Butterfly expert Kenn Kaufman gave encouragement to gardeners. Through planting even tiny patches of native wildflowers for these beloved insects, he said, we can critically aid their survival.
So, did area gardeners who added milkweed plants from the Jonesborough arboretum to their plots last summer have a hand in securing a bit of improvement in the eastern monarch butterflies’ migration to southern wintering grounds?
After an all-time low in 2013-14 of just over 1½ acres of roosting trees being covered in their mountain reserve in central Mexico, this winter the hibernating monarchs covered 2¾ acres.
The Xerces Society, a non-profit organization dedicated to conservation of butterflies and other non-vertebrate animals, gives estimates of from 10 to 50 million monarchs per acre normally loading those fir trees.
Visitors who have seen it describe as awe-inspiring the spectacle of hundreds of thousands of the beautiful insects resting on one tree after a flight of thousands of miles from North America. During a peak year in the late ’90s, the trees in more than 18 acres were loaded with monarchs, not 2 acres as in the “better than last year” current winter.
The society, with several other national conservation groups and Dr. Lincoln Brower of Sweet Briar College, petitioned the U.S. Fish and Wildlife Service last August to give threatened status protection to the monarch butterfly under the endangered-species law. The service is seeking public input on this petition until Monday, March 2. Supporting information and a link for comment submission can be found at the website!docketDetail;D=FWS-R3-ES-2014-0056.
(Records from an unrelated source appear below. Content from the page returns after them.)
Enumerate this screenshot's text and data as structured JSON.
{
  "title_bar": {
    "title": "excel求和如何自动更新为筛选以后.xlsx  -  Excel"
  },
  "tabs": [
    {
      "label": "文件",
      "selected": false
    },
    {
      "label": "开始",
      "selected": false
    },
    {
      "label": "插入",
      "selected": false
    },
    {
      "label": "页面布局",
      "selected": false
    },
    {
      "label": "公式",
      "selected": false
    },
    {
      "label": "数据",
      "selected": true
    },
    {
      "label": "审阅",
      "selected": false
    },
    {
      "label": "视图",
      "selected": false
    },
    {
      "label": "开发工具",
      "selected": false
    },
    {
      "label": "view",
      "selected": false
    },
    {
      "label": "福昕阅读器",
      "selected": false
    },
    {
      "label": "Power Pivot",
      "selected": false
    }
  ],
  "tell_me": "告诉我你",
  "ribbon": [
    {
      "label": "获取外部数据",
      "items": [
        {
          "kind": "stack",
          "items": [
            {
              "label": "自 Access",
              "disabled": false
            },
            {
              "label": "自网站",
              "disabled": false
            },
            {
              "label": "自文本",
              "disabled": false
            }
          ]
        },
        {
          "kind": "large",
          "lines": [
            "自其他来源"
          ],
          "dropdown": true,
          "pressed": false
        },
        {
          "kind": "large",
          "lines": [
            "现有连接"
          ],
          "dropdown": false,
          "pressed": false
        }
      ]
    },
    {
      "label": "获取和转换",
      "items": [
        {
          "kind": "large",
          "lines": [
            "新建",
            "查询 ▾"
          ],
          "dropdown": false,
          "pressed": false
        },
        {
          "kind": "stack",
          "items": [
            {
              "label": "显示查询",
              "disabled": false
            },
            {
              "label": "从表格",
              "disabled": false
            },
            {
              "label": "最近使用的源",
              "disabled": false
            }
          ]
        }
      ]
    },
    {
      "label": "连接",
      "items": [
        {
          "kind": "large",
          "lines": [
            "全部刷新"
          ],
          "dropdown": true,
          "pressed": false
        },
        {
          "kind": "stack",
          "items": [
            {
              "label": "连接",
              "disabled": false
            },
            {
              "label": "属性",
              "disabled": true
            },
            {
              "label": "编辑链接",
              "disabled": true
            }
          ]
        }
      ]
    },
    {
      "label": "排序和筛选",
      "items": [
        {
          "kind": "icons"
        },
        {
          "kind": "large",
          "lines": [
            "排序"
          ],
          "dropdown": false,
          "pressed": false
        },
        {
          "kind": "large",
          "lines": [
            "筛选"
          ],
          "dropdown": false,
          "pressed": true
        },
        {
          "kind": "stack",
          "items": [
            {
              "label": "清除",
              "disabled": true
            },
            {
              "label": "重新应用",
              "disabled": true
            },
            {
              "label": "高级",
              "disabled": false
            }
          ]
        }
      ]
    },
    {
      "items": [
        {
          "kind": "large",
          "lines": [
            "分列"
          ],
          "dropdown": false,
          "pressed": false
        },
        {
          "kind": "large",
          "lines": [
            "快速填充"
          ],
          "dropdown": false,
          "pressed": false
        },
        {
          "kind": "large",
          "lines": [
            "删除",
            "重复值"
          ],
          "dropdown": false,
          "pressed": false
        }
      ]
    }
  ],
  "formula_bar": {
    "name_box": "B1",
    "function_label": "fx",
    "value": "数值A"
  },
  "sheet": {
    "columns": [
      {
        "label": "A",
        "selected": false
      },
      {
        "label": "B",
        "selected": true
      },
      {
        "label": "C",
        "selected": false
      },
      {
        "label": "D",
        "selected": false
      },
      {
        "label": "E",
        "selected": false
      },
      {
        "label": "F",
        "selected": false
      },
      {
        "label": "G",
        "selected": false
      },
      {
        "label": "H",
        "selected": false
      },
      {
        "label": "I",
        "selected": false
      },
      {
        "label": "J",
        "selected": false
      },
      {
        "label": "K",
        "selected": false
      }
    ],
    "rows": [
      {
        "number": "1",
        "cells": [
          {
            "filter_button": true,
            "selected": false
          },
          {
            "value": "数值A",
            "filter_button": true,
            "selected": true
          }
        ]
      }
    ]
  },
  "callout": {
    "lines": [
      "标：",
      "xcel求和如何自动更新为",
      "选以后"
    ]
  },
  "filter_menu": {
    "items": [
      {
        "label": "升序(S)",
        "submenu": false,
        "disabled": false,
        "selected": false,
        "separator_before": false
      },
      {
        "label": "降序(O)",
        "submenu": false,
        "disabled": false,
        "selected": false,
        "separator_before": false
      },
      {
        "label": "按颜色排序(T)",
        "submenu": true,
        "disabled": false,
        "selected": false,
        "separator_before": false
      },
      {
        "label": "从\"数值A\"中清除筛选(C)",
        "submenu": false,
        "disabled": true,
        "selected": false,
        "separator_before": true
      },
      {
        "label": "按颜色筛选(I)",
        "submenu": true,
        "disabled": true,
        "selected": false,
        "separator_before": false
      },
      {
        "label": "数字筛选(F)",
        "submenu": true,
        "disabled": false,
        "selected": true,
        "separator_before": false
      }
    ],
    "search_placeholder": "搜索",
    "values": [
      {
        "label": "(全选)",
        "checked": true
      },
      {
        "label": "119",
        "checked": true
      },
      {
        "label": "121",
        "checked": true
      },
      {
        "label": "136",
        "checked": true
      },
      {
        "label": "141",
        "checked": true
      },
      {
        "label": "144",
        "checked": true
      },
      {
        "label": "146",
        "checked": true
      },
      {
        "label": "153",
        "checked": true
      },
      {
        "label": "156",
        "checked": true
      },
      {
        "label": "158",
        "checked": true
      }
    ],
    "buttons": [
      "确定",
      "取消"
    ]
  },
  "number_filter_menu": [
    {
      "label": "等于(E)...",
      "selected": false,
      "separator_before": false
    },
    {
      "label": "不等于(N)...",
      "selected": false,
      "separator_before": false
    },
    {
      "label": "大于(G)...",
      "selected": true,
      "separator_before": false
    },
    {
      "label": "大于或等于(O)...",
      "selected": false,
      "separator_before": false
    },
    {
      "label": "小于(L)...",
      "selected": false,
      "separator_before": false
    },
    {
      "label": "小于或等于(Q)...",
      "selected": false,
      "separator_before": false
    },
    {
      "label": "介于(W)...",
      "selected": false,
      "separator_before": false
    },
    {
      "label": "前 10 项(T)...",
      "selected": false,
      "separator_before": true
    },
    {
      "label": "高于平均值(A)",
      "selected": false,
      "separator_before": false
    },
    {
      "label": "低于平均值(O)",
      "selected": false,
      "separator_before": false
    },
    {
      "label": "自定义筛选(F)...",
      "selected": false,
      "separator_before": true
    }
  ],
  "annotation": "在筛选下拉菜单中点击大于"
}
In the 20 years since monarch migration tracking began, many forces have combined to cause the decline in their numbers. Drastic loss in the U.S. of common milkweed, a nectar source for the adult monarch and only food source for its larvae, is mainly to blame.
The spread of “Round-up ready” corn and soybean to more than 157 million acres by 2013, coupled with land development, makes much of the landscape barren of food to raise the fall generations that would migrate to the wintering grounds in Mexico by the eastern monarch, and in Southern California by the western monarch.
Since Roundup kills milkweed at the root, preventing regrowth, the result is a 96.5 percent decline of this plant in our vast, chemicals-driven, industrial agriculture areas. Biofuels production, converting Conservation Reserve Program lands to more corn growing, has caused additional habitat loss.
With few milkweed plants remaining, bacteria and parasites become concentrated on them, thus exposing visiting monarchs to various diseases. And, resting or feeding on a plant that now stands out in the landscape, the adults and eggs and caterpillars become enhanced targets for birds, spiders, wasps and many other predators. Scarcity of the host plant, researchers find, now adds the risk of “extremely high levels of both predation and parasitism” to the monarch’s survival prospects.
The petition describes yet other, serious problems. The whole aggregate of these would seem, readily, to strike “a reasonable person to believe,” as the listing law requires, that formal protection measures are warranted.